C language exercises
1. offsetof macro
First we need to understand what the offsetof macro is:
. This macro in functional form returns the offset value, in bytes, of a member member of a data structure or union type.
.The returned value is an unsigned integer value of type size_t with the number of bytes between the specified member and the beginning of its structure.
What does it mean?
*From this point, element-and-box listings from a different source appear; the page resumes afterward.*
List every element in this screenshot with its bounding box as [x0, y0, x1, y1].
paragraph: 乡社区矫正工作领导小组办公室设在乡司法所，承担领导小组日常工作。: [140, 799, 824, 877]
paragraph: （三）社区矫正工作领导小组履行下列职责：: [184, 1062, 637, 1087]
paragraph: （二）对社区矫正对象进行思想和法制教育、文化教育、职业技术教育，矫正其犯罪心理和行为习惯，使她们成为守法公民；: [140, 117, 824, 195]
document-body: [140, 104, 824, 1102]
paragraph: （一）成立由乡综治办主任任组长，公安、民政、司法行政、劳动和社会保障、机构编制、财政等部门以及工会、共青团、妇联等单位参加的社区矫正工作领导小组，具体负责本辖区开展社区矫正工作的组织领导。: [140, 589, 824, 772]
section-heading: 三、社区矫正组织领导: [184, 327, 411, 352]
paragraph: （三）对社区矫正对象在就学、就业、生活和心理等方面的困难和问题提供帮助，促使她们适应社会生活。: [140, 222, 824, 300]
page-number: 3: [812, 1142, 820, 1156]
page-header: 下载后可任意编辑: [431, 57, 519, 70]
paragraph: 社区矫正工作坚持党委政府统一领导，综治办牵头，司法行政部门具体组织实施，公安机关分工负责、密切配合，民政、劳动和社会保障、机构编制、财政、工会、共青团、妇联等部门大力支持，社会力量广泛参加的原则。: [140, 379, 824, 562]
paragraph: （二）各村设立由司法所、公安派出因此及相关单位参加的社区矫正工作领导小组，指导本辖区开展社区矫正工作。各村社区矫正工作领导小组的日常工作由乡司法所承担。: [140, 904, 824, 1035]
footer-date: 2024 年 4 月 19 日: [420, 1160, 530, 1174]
You can see the picture below:
Let’s see this exercise:
Exercise content:
Write a macro to calculate the offset of a variable in the structure relative to the first address.
Problem-solving ideas:
According to the meaning of the question, we need to first define a macro OFFSETOF. Because we want to return the offset of the member variable relative to the starting position, we need to pass in the structure name and member variable name; then how to calculate the offset
? ?
We can take the starting address as 0x00000000, and then return the address of the member variable, and the result is the offset;
Code demo:
#include<stdio.h>
#define OFFSETOF(STN,MEN) (int)&(((struct S*)0)->MEN)
typedef struct S
{
int a;
char b;
char c;
int d;
}node;
int main()
{
printf("%d\n", OFFSETOF(node S, a));
printf("%d\n", OFFSETOF(node S, b));
printf("%d\n", OFFSETOF(node S, c));
printf("%d\n", OFFSETOF(node S, d));
return 0;
}
}
Output result:
parsing:
2. Exchange parity bits
Exercise content:
Write a macro that can swap the odd and even bits of the binary digits of an integer.
Problem-solving ideas:
According to the meaning of the question, we need to first define a macro EXCHANGE and pass in the name of the variable to be exchanged;
because we need to exchange the odd and even bits, we can take out the odd and even bits respectively, and then shift the odd bits to the left by one bit,
the even-numbered bits are shifted one bit to the right, and the result of the addition is the result after the exchange;
Code demo:
#include<stdio.h>
#define EXCHANGE(n) (((n&0x55555555)<<1)+((n&0xaaaaaaaa)>>1))
int main() {
int a = 21;
int b = EXCHANGE(a);
printf("%d", b);
return 0;
}
Running results:
Analysis:
3. Remove the array in place
Exercise content:
Remove all elements val in the array in place. The time complexity is O(N) and the space complexity is O(1). Requirement: After
removing the elements that need to be removed from the array, return the new array length.
Problem-solving ideas:
According to the meaning of the question, we can use the double pointer method for this question. First let one pointer point to the starting position of the array, and then the second pointer moves with the for loop. If it finds the number that is not the number to be removed, it will be removed. Move to the position of the first pointer, and then move the first pointer backward, so that the first pointer will finally point to the next digit of the final array, and its position subscript is the length of the new array;
Code demo:
#include<stdio.h>
int removeElement(int* nums, int numsSize, int val) {
int pos = 0;
for (int i = 0; i < numsSize; i++) {
if (nums[i] != val) {
nums[pos] = nums[i];
pos++;
}
}
return pos;
}
int main() {
int arr[] = {
0,1,2,2,3,0,4,2 };
int val = 2;
int len = sizeof(arr) / sizeof(arr[0]);
int ret=removeElement(arr,len,val);
for (int i = 0; i < ret; i++) {
printf("%d ", arr[i]);
}
return 0;
}
Running results:
Analysis:
Summarize
These test questions are what I think are typical examples, so I will show them to you here;
I hope you all study hard and make progress every day!